La esquiadora estadounidense Breezy Johnson conquistó la medalla de oro en el descenso femenino de los Juegos Olímpicos de Milán-Cortina 2026, mientras su compatriota Lindsey Vonn sufrió un espectacular accidente que terminó con su participación olímpica a los 41 años.
En una jornada marcada por la intensidad y el drama deportivo, Breezy Johnson se coronó campeona olímpica de descenso en la pista de Tofane, en Cortina d'Ampezzo, Italia, con un tiempo de 1 minuto 36 segundos y 10 centésimas. Su triunfo quedó ensombrecido por el dramático accidente de Lindsey Vonn, quien intentaba un improbable regreso olímpico tras cinco años de retiro.
Vonn, de 41 años, apenas había recorrido 12 segundos de la pista cuando se enganchó en una de las puertas de entrada a la diagonal Pomedes. La múltiple campeona mundial perdió el control y cayó violentamente sobre la nieve, siendo posteriormente evacuada en helicóptero. Según confirmaron fuentes del equipo estadounidense, Vonn se encuentra en condición estable.
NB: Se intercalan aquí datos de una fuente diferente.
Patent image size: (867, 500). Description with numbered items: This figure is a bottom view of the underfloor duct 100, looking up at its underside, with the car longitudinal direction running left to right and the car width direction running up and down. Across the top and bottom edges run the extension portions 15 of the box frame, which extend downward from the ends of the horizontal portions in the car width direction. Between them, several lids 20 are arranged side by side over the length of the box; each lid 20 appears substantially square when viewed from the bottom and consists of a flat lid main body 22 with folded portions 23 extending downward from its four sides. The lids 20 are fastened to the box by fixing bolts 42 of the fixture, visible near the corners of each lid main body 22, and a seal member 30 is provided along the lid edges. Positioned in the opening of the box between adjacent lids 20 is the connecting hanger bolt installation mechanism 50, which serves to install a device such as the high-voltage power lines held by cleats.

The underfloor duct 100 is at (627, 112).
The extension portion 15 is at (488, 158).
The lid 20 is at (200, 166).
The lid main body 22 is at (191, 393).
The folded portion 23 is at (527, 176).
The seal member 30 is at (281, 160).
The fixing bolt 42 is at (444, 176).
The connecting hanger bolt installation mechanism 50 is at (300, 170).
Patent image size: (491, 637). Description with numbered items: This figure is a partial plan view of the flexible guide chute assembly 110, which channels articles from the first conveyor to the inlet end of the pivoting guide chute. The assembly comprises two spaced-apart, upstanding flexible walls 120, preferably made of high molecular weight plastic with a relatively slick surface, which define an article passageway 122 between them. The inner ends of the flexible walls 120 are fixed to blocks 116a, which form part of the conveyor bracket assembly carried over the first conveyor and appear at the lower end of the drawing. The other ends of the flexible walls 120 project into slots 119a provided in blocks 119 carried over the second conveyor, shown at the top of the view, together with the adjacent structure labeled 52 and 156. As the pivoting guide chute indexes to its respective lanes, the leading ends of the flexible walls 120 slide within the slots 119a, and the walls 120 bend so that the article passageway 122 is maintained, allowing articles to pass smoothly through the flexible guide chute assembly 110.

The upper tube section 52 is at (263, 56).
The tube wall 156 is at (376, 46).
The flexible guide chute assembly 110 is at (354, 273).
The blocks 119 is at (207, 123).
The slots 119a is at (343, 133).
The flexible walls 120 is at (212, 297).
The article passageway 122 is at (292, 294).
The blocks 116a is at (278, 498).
La competencia se detuvo momentáneamente tras el accidente, generando un ambiente de tensión entre los competidores. Johnson, quien a sus 30 años logró su primer oro olímpico, cubrió sus ojos durante la caída de su compañera de equipo, visiblemente conmocionada.
El podio lo completaron Emma Aicher de Alemania con la medalla de plata, a solo cuatro centésimas de Johnson, y Sofia Goggia de Italia con el bronce. Goggia, quien había encendido el pebetero olímpico días antes, trazó un primer sector prometedor pero perdió opciones de oro en un salto cercano al centro de la pista.
El accidente de Vonn representa un punto final dramático para una de las carreras más legendarias del esquí. La deportista, quien ya había ganado medalla olímpica a los 33 años, regresó tras una cirugía de rodilla con la esperanza de desafiar todos los pronósticos. Sin embargo, su determinación chocó con la brutalidad de un deporte que no perdona errores.
"Es trágico, pero así es el esquí", declaró Johan Eliasch, presidente de la Federación Internacional de Esquí, resumiendo la cruda realidad de una disciplina donde los límites entre el triunfo y la lesión son extremadamente delgados.